When Google first announced it planned to offer 1 Gig/second fiber-based Internet service to – well, the world – the notion seemed daunting but doable. At least to Google.
The Wall Street Journal and others have reported that Google’s high-speed-Internet business is slowing down with the company rethinking how it will deliver Internet connections moving forward.
The project launched in 2012 in Kansas City. Fiber runs $70 per month. Television adds an additional $60. Analysts peg the one-time cost for each residence the installation passes at $500. Not everyone on the route subscribes.
The cost to install fiber optic cable is only one part of the problem. There have been issues with municipalities and citizens having their lawns torn up, gas lines ruptured, water lines broken – the list goes on. Many have threatened or taken legal action.
Nashville’s Metro Council raised legal issues regarding Google’s support for an ordinance that would make it easier for Google to use existing utility poles, currently used by competitors such as AT&T Inc. (NYSE:TC) and Verizon Communications Inc. (NYSE:VZC).
The Wireless Solution
One solution proposed by Google is to go wireless – at least for the so-called “last mile” to customer homes. The company recently began construction in 5 new metro areas to test the use of wireless technology. The ultimate – at least medium-range – goal is to go wireless in about 24 metropolitan areas based on a filing with the Federal Communications Commission August 5.
To further bolster the wireless strategy, Google Fiber recently purchased Webpass, Inc., a company that beams Internet service from a fiber-connected antenna to another antenna mounted on a building. This practice avoids the need to dig trenches between the street and the home or apartment building.
AT&T and Verizon have also talked about using wireless technology as a “last-mile” solution but like Google, neither has built a substantial network to date. AT&T, however, does have its GigaPower Network in 25 major metro areas.
The Leasing Solution
Other options include Google trying to get municipalities or utilities to build a fiber network and then lease it back to Google. Leasing underused existing fiber-optic lines is another option in some areas.
Both Google and AT&T have favored the leased use of existing fiber-optic cables in communities where foresight by city planners created opportunity for savings on the part of the companies and a chance to be first in line for fast Internet service.
From the very beginning, some observers thought Alphabet’s real goal was to goad other companies, like AT&T and Verizon into boosting their speeds, via fiber-optic and other means.
If that was the plan, it has worked to some extent. In addition to AT&T and Verizon, Comcast Corp. (NASDAQ:CMCSAB) and Charter Communications (NASDAQ:CHTRA) have also built up high speed networks in areas where competition is stiff.
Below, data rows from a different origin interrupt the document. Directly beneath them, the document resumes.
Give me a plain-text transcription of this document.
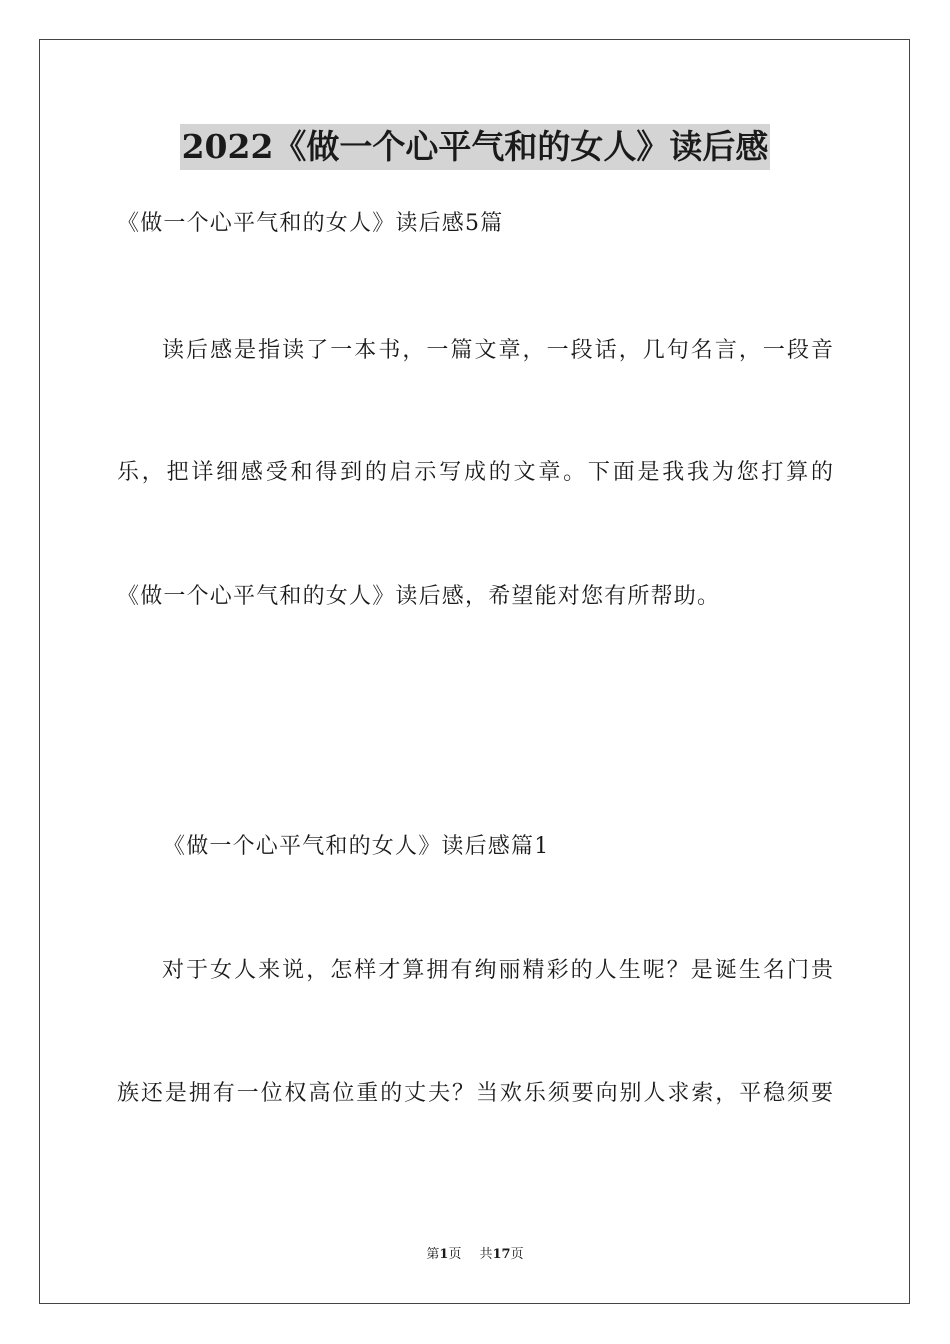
2022《做一个心平气和的女人》读后感
《做一个心平气和的女人》读后感5篇
读后感是指读了一本书，一篇文章，一段话，几句名言，一段音
乐，把详细感受和得到的启示写成的文章。下面是我我为您打算的
《做一个心平气和的女人》读后感，希望能对您有所帮助。
《做一个心平气和的女人》读后感篇1
对于女人来说，怎样才算拥有绚丽精彩的人生呢？是诞生名门贵
族还是拥有一位权高位重的丈夫？当欢乐须要向别人求索，平稳须要
第1页 共17页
All along, however, Alphabet has said Google Fiber was a real business.
Related: WHAT’S NEXT FOR VERIZON AND YAHOO?
A Real Business
Although Google Fiber is currently available in only a handful of cities, more are being built out – 6 more at this writing – with more to come.
If demand expressed on social media is any indication, Alphabet will have no shortage of customers when it does come to a town near you. The slow pace of the Google Fiber build-out is frustrating many and opening the door for competitors, such as AT&T and Comcast, assuming they could move faster than Google.